The Toronto Maple Leafs are in one of the NHL's tightest cap crunches this offseason, needing to free up enough money to re-sign star forward Mitch Marner as he looks to cash in with a big deal as a restricted free agent. 

That's why Tuesday's news that Toronto had acquired -- or more appropriately, re-acquired -- the contract of David Clarkson in addition to a fourth round pick from the Vegas Golden Knights in exchange for goaltender Garret Sparks initially came as a bit of stunning news. 

The move left plenty of fans confused because, on paper, it results in $5.25 million being added to the Maple Leafs' cap for next season.
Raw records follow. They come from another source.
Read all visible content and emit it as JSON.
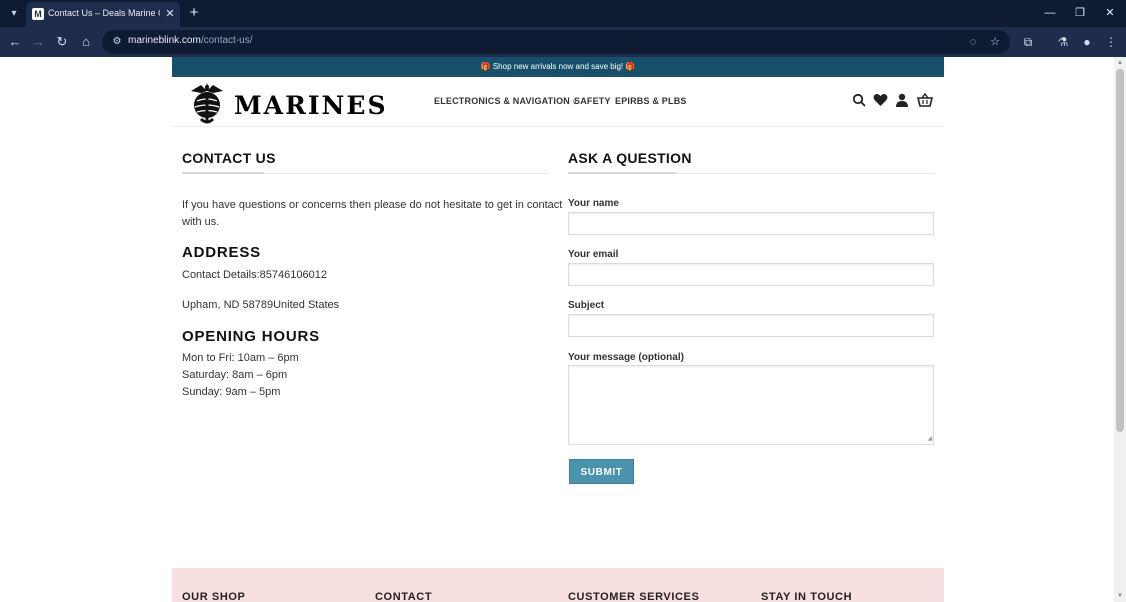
{
  "browser": {
    "tab_title": "Contact Us – Deals Marine Com",
    "tab_favicon_letter": "M",
    "url_domain": "marineblink.com",
    "url_path": "/contact-us/"
  },
  "promo": {
    "text": "Shop new arrivals now and save big!",
    "gift_icon": "🎁"
  },
  "header": {
    "logo_text": "MARINES",
    "nav": [
      {
        "label": "ELECTRONICS & NAVIGATION",
        "has_dropdown": true
      },
      {
        "label": "SAFETY"
      },
      {
        "label": "EPIRBS & PLBS"
      }
    ],
    "icons": [
      "search-icon",
      "heart-icon",
      "user-icon",
      "basket-icon"
    ]
  },
  "contact": {
    "title": "CONTACT US",
    "intro_line1": "If you have questions or concerns then please do not hesitate to get in contact",
    "intro_line2": "with us.",
    "address_heading": "ADDRESS",
    "contact_details": "Contact Details:85746106012",
    "address": "Upham, ND 58789United States",
    "hours_heading": "OPENING HOURS",
    "hours": [
      "Mon to Fri: 10am – 6pm",
      "Saturday: 8am – 6pm",
      "Sunday: 9am – 5pm"
    ]
  },
  "form": {
    "title": "ASK A QUESTION",
    "name_label": "Your name",
    "email_label": "Your email",
    "subject_label": "Subject",
    "message_label": "Your message (optional)",
    "name_value": "",
    "email_value": "",
    "subject_value": "",
    "message_value": "",
    "submit_label": "SUBMIT"
  },
  "footer": {
    "columns": [
      "OUR SHOP",
      "CONTACT",
      "CUSTOMER SERVICES",
      "STAY IN TOUCH"
    ]
  },
  "colors": {
    "promo_bg": "#17506b",
    "submit_bg": "#4a93ad",
    "footer_bg": "#f6e0e0",
    "chrome_dark": "#0f1b33",
    "chrome_toolbar": "#1f2d4d"
  }
}
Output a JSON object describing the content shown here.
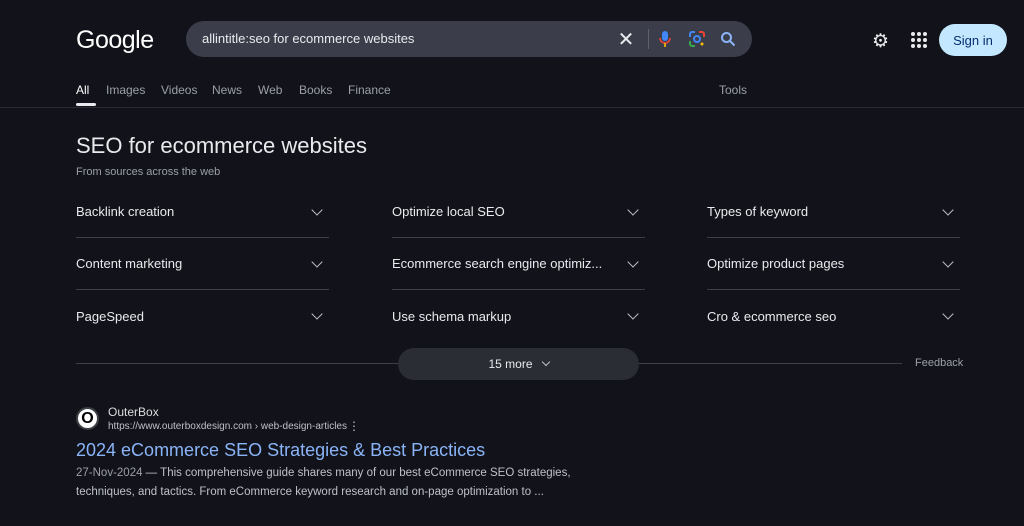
{
  "logo": "Google",
  "search": {
    "query": "allintitle:seo for ecommerce websites"
  },
  "header": {
    "sign_in": "Sign in"
  },
  "tabs": [
    {
      "label": "All",
      "active": true
    },
    {
      "label": "Images"
    },
    {
      "label": "Videos"
    },
    {
      "label": "News"
    },
    {
      "label": "Web"
    },
    {
      "label": "Books"
    },
    {
      "label": "Finance"
    }
  ],
  "tools": "Tools",
  "section": {
    "title": "SEO for ecommerce websites",
    "subtitle": "From sources across the web",
    "columns": [
      [
        "Backlink creation",
        "Content marketing",
        "PageSpeed"
      ],
      [
        "Optimize local SEO",
        "Ecommerce search engine optimiz...",
        "Use schema markup"
      ],
      [
        "Types of keyword",
        "Optimize product pages",
        "Cro & ecommerce seo"
      ]
    ],
    "more": "15 more",
    "feedback": "Feedback"
  },
  "result": {
    "favicon": "O",
    "site": "OuterBox",
    "url": "https://www.outerboxdesign.com › web-design-articles",
    "title": "2024 eCommerce SEO Strategies & Best Practices",
    "date": "27-Nov-2024",
    "snippet": " — This comprehensive guide shares many of our best eCommerce SEO strategies, techniques, and tactics. From eCommerce keyword research and on-page optimization to ..."
  },
  "colors": {
    "background": "#12131a",
    "link": "#8ab4f8",
    "sign_in_bg": "#c2e7ff"
  }
}
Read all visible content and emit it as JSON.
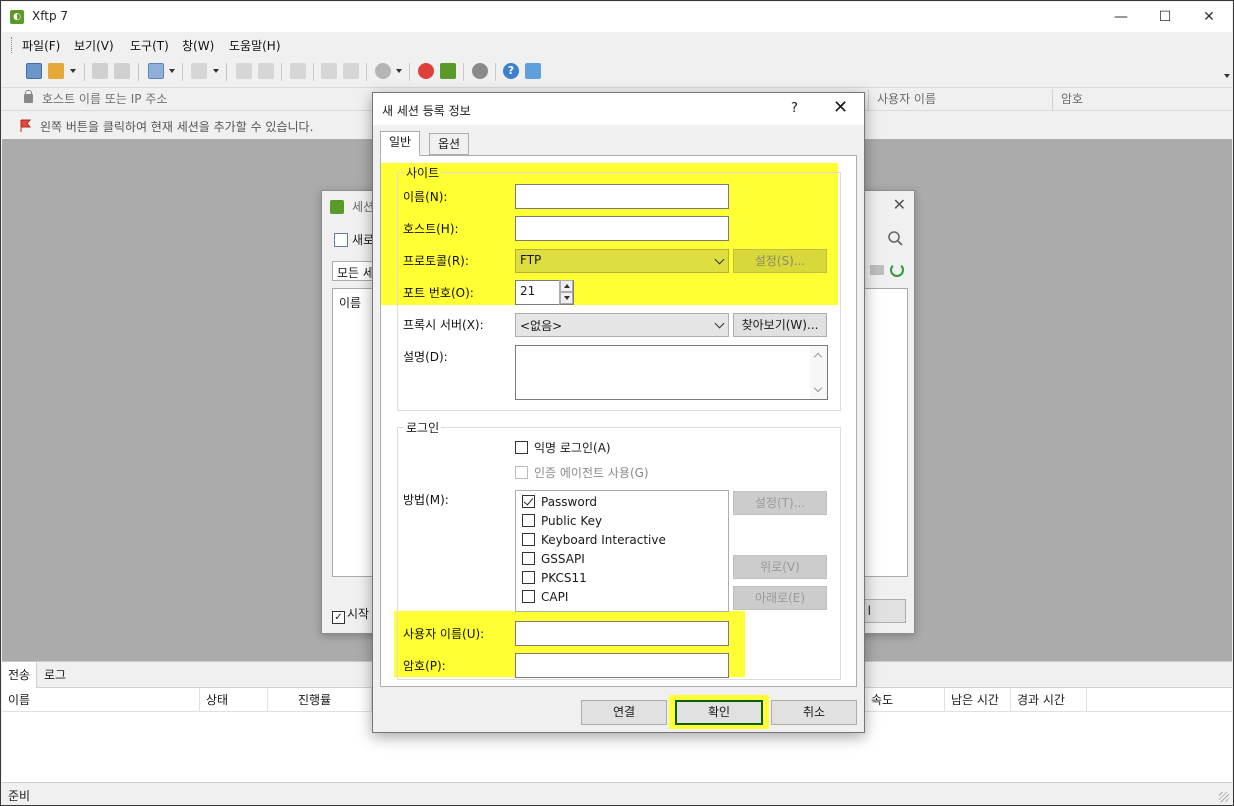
{
  "app": {
    "title": "Xftp 7",
    "icon": "xftp-logo-icon",
    "window_controls": {
      "minimize": "—",
      "maximize": "☐",
      "close": "✕"
    }
  },
  "menu": [
    "파일(F)",
    "보기(V)",
    "도구(T)",
    "창(W)",
    "도움말(H)"
  ],
  "address": {
    "host_placeholder": "호스트 이름 또는 IP 주소",
    "user_placeholder": "사용자 이름",
    "password_placeholder": "암호"
  },
  "hint": "왼쪽 버튼을 클릭하여 현재 세션을 추가할 수 있습니다.",
  "bg_dialog": {
    "title": "세션",
    "new_label": "새로",
    "tab": "모든 세",
    "list_header": "이름",
    "start_label": "시작",
    "button_label": "l"
  },
  "bottom": {
    "tabs": [
      "전송",
      "로그"
    ],
    "columns": [
      "이름",
      "상태",
      "진행률",
      "속도",
      "남은 시간",
      "경과 시간"
    ]
  },
  "status": "준비",
  "dialog": {
    "title": "새 세션 등록 정보",
    "help": "?",
    "close": "✕",
    "tabs": [
      "일반",
      "옵션"
    ],
    "site": {
      "legend": "사이트",
      "name_label": "이름(N):",
      "name_value": "",
      "host_label": "호스트(H):",
      "host_value": "",
      "protocol_label": "프로토콜(R):",
      "protocol_value": "FTP",
      "settings_button": "설정(S)...",
      "port_label": "포트 번호(O):",
      "port_value": "21",
      "proxy_label": "프록시 서버(X):",
      "proxy_value": "<없음>",
      "browse_button": "찾아보기(W)...",
      "desc_label": "설명(D):",
      "desc_value": ""
    },
    "login": {
      "legend": "로그인",
      "anonymous_label": "익명 로그인(A)",
      "anonymous_checked": false,
      "agent_label": "인증 에이전트 사용(G)",
      "agent_checked": false,
      "method_label": "방법(M):",
      "methods": [
        {
          "label": "Password",
          "checked": true
        },
        {
          "label": "Public Key",
          "checked": false
        },
        {
          "label": "Keyboard Interactive",
          "checked": false
        },
        {
          "label": "GSSAPI",
          "checked": false
        },
        {
          "label": "PKCS11",
          "checked": false
        },
        {
          "label": "CAPI",
          "checked": false
        }
      ],
      "method_settings_button": "설정(T)...",
      "up_button": "위로(V)",
      "down_button": "아래로(E)",
      "username_label": "사용자 이름(U):",
      "username_value": "",
      "password_label": "암호(P):",
      "password_value": ""
    },
    "buttons": {
      "connect": "연결",
      "ok": "확인",
      "cancel": "취소"
    }
  },
  "colors": {
    "highlight": "#ffff33",
    "ok_border": "#0b5d0b",
    "brand": "#5a9a28"
  }
}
That number comes via the final year Clarkson's seven-year, $36.75 million deal -- originally given to him by the Leafs in 2013 -- and the fact that Sparks is currently without a contract as an RFA. 

By adding Clarkson, Toronto's total team cap hit moves to $82.23 million with 22 players under contract -- exceeding the league's hard cap of $81.5 million.

On the surface, this seems like a move that's completely in the wrong direction for the Leafs. But it's a bit more complicated than that, thanks to the NHL's extremely complex Long Term Injured Reserve rules.

Clarkson, 35, is unquestionably destined for the LTIR. It's been three years since he's played an NHL game, and he won't play again due to degenerative back issues that have forced him into an unofficial early retirement from the game. 

Even though his playing days are done, Clarkson has still been collecting his salary while stashed on LTIR over the past few seasons. It's a contractual situation that's not entirely uncommon in the NHL; In fact, the winger was traded by the Maple Leafs to Columbus in exchange for the contract of Nathan Horton, a player who was similarly forced into an early retirement, in 2015. 

In acquiring Clarkson's deal from Vegas, the Leafs will agree to pay his base salary ($1 million) while his AAV of $5.25 million counts towards the cap, but they have a few options when it comes to overcoming the cap hit. 

The Leafs were seemingly already prepared to use the LTIR designation for the final year of Horton's contract, which carries a cap hit of $5.3 million. By acquiring Clarkson, the Leafs can pair the two together on LTIR once the season begins and give themselves about $10.5 million in cap flexibility. They would essentially be writing off those cap hits.

According to CapFriendly, Toronto can now look to build a roster with a total projected cap hit as high as $92,050,000, then place both Horton & Clarkson on LTIR to cover the $10.55M difference from the league's set cap. As it stands, that would give them about $9.815 million in cap space to allocate to a potential Marner deal.

Alternatively, the Leafs could build a roster that reaches but does not exceed the $81.5M ceiling (requiring them to lose about $800,000 in cap hit) before then placing both Clarkson & Horton on LTIR after the season officially starts. This approach would most likely prevent them from signing Marner before the season, but would give the club $10.55M in additional cap space once the year begins. In this scenario, they could theoretically sign Marner on Day 2 of the season and have a little bit more money to do so. 

In a possible third option presented by CapFriendly, the Leafs could build a roster that reaches about $89.9 million (or $8.14 million above the ceiling) before placing Horton, Travis Dermott & Zach Hyman on LTIR before the season (Dermott and Hyman will carry injuries into the season) in order to cover the difference. Then they could place Clarkson on LTIR once the season officially begins, giving them $5.2M in additional space.

With pretty much all of these scenarios, the Leafs will have extremely limited flexibility when it comes to altering their roster during the course of the season.

So while the acquisition of Clarkson is somewhat of a perplexing and complicated transaction on paper, at its core it's basically Toronto paying $1,000,000 million in cash (Clarkson's base salary) in order to dump Sparks for a fourth-round draft pick and pick up some LTIR cushion. On the other side, Vegas gladly gives up the pick to shed Clarkson's deal in their quest to gain a little flexibility on the cap heading into the season.

But the most important thing to note from Toronto's perspective is that the LTIR designation provides them with some options to keep the dream of signing Marner alive even as their cap situation seemingly becomes more dire, though it now seems a bit more unlikely that a Marner extension comes before the start of the year.